Despite calls for an extension, Colombia’s ELN rebels end their unilateral ceasefire on Thursday, claiming that military offensives demonstrated President Ivan Duque is not interested in peace or in combating the coronavirus pandemic.
It was unfortunate that the Duque government had not responded in a reciprocal manner or listened to the proposals we made to advance the search for peace.

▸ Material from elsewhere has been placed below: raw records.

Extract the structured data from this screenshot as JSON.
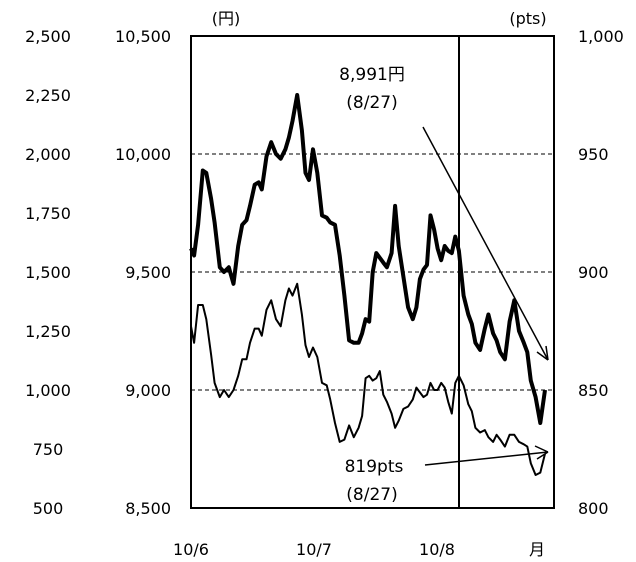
{
  "chart_data": {
    "type": "line",
    "axes": {
      "outer_left": {
        "ticks": [
          "2,500",
          "2,250",
          "2,000",
          "1,750",
          "1,500",
          "1,250",
          "1,000",
          "750",
          "500"
        ]
      },
      "inner_left": {
        "unit": "(円)",
        "ticks": [
          "10,500",
          "10,000",
          "9,500",
          "9,000",
          "8,500"
        ],
        "ylim": [
          8500,
          10500
        ]
      },
      "right": {
        "unit": "(pts)",
        "ticks": [
          "1,000",
          "950",
          "900",
          "850",
          "800"
        ],
        "ylim": [
          800,
          1000
        ]
      },
      "x": {
        "ticks": [
          "10/6",
          "10/7",
          "10/8",
          "月"
        ]
      }
    },
    "grid": true,
    "series": [
      {
        "axis": "inner_left",
        "style": "thick",
        "x": [
          0.0,
          0.13,
          0.3,
          0.5,
          0.65,
          0.85,
          1.0,
          1.22,
          1.4,
          1.6,
          1.8,
          2.0,
          2.17,
          2.35,
          2.5,
          2.7,
          2.87,
          3.0,
          3.2,
          3.4,
          3.6,
          3.8,
          4.0,
          4.15,
          4.3,
          4.5,
          4.7,
          4.85,
          5.0,
          5.17,
          5.35,
          5.55,
          5.75,
          5.9,
          6.1,
          6.3,
          6.5,
          6.7,
          6.9,
          7.1,
          7.25,
          7.4,
          7.55,
          7.7,
          7.85,
          8.0,
          8.15,
          8.3,
          8.5,
          8.65,
          8.8,
          9.0,
          9.2,
          9.4,
          9.55,
          9.7,
          9.85,
          10.0,
          10.15,
          10.3,
          10.45,
          10.6,
          10.75,
          10.9,
          11.05,
          11.2,
          11.35,
          11.55,
          11.75,
          11.9,
          12.05,
          12.25,
          12.45,
          12.6,
          12.8,
          12.95,
          13.1,
          13.3,
          13.5,
          13.7,
          13.9,
          14.1,
          14.25,
          14.4,
          14.6,
          14.8,
          15.0
        ],
        "y": [
          9600,
          9570,
          9700,
          9930,
          9920,
          9810,
          9710,
          9520,
          9500,
          9520,
          9450,
          9610,
          9700,
          9720,
          9780,
          9870,
          9880,
          9850,
          9990,
          10050,
          10000,
          9980,
          10020,
          10070,
          10140,
          10250,
          10100,
          9920,
          9890,
          10020,
          9920,
          9740,
          9730,
          9710,
          9700,
          9570,
          9400,
          9210,
          9200,
          9200,
          9240,
          9300,
          9290,
          9500,
          9580,
          9560,
          9540,
          9520,
          9580,
          9780,
          9610,
          9480,
          9350,
          9300,
          9350,
          9470,
          9510,
          9530,
          9740,
          9680,
          9600,
          9550,
          9610,
          9590,
          9580,
          9650,
          9590,
          9400,
          9320,
          9280,
          9200,
          9170,
          9260,
          9320,
          9240,
          9210,
          9160,
          9130,
          9290,
          9380,
          9250,
          9200,
          9160,
          9040,
          8970,
          8860,
          9000
        ],
        "label": "8,991円",
        "label_date": "(8/27)"
      },
      {
        "axis": "right",
        "style": "thin",
        "x": [
          0.0,
          0.13,
          0.3,
          0.5,
          0.65,
          0.85,
          1.0,
          1.22,
          1.4,
          1.6,
          1.8,
          2.0,
          2.17,
          2.35,
          2.5,
          2.7,
          2.87,
          3.0,
          3.2,
          3.4,
          3.6,
          3.8,
          4.0,
          4.15,
          4.3,
          4.5,
          4.7,
          4.85,
          5.0,
          5.17,
          5.35,
          5.55,
          5.75,
          5.9,
          6.1,
          6.3,
          6.5,
          6.7,
          6.9,
          7.1,
          7.25,
          7.4,
          7.55,
          7.7,
          7.85,
          8.0,
          8.15,
          8.3,
          8.5,
          8.65,
          8.8,
          9.0,
          9.2,
          9.4,
          9.55,
          9.7,
          9.85,
          10.0,
          10.15,
          10.3,
          10.45,
          10.6,
          10.75,
          10.9,
          11.05,
          11.2,
          11.35,
          11.55,
          11.75,
          11.9,
          12.05,
          12.25,
          12.45,
          12.6,
          12.8,
          12.95,
          13.1,
          13.3,
          13.5,
          13.7,
          13.9,
          14.1,
          14.25,
          14.4,
          14.6,
          14.8,
          15.0
        ],
        "y": [
          877,
          870,
          886,
          886,
          880,
          865,
          853,
          847,
          850,
          847,
          850,
          856,
          863,
          863,
          870,
          876,
          876,
          873,
          884,
          888,
          880,
          877,
          888,
          893,
          890,
          895,
          882,
          869,
          864,
          868,
          864,
          853,
          852,
          846,
          836,
          828,
          829,
          835,
          830,
          834,
          839,
          855,
          856,
          854,
          855,
          858,
          848,
          845,
          840,
          834,
          837,
          842,
          843,
          846,
          851,
          849,
          847,
          848,
          853,
          850,
          850,
          853,
          851,
          845,
          840,
          853,
          856,
          852,
          844,
          841,
          834,
          832,
          833,
          830,
          828,
          831,
          829,
          826,
          831,
          831,
          828,
          827,
          826,
          819,
          814,
          815,
          823
        ],
        "label": "819pts",
        "label_date": "(8/27)"
      }
    ]
  }
}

On the contrary, we saw a government interested in taking advantage of the unilateral cessation, maintaining joint operations with the paramilitaries, to gain greater territorial control and continued with its plan to assassinate social leaders.
The decision was met with disappointment by civil society groups and United Nations’ Secretary General Antonio Guterres.
The UN chief had called for an end to all armed conflict in March, claiming that “the fury of the virus illustrates the folly of war.”
The ELN responded to the call by announcing its ceasefire, but Guterres was ignored by the Colombian military, which continued military offensives against the 55-year-old guerrilla group.
The UN chief’s spokesperson said the month-long ceasefire “was having a positive effect” and “would have brought hope and a message of peace to communities affected by the conflict and more, facilitated the response to the pandemic.”
Peace Commissioner Miguel Ceballos rejected the ELN’s decision to resume its attacks, claiming that the guerrillas “are doing nothing but distancing themselves from the reality of this country.”
The government demands from the ELN a permanent ceasefire and the immediate handing over of all abductees, all minors who have been forcibly recruited, and an immediate halt to the installation of anti-personnel mines.
Peace Commissioner Miguel Ceballos
The ELN’s resumption of attacks further diminishes the government’s ability to respond to the pandemic, which was already struggling because of corruption and mismanagement.
Prospects of peace talks had already been complicated after the guerrillas rejected to accept mediation by two former commanders appointed as “peace promoters” by the government.
The end of the guerrillas’ ceasefire comes weeks before health authorities project the pandemic to really put the country’s fragile healthcare system to the test.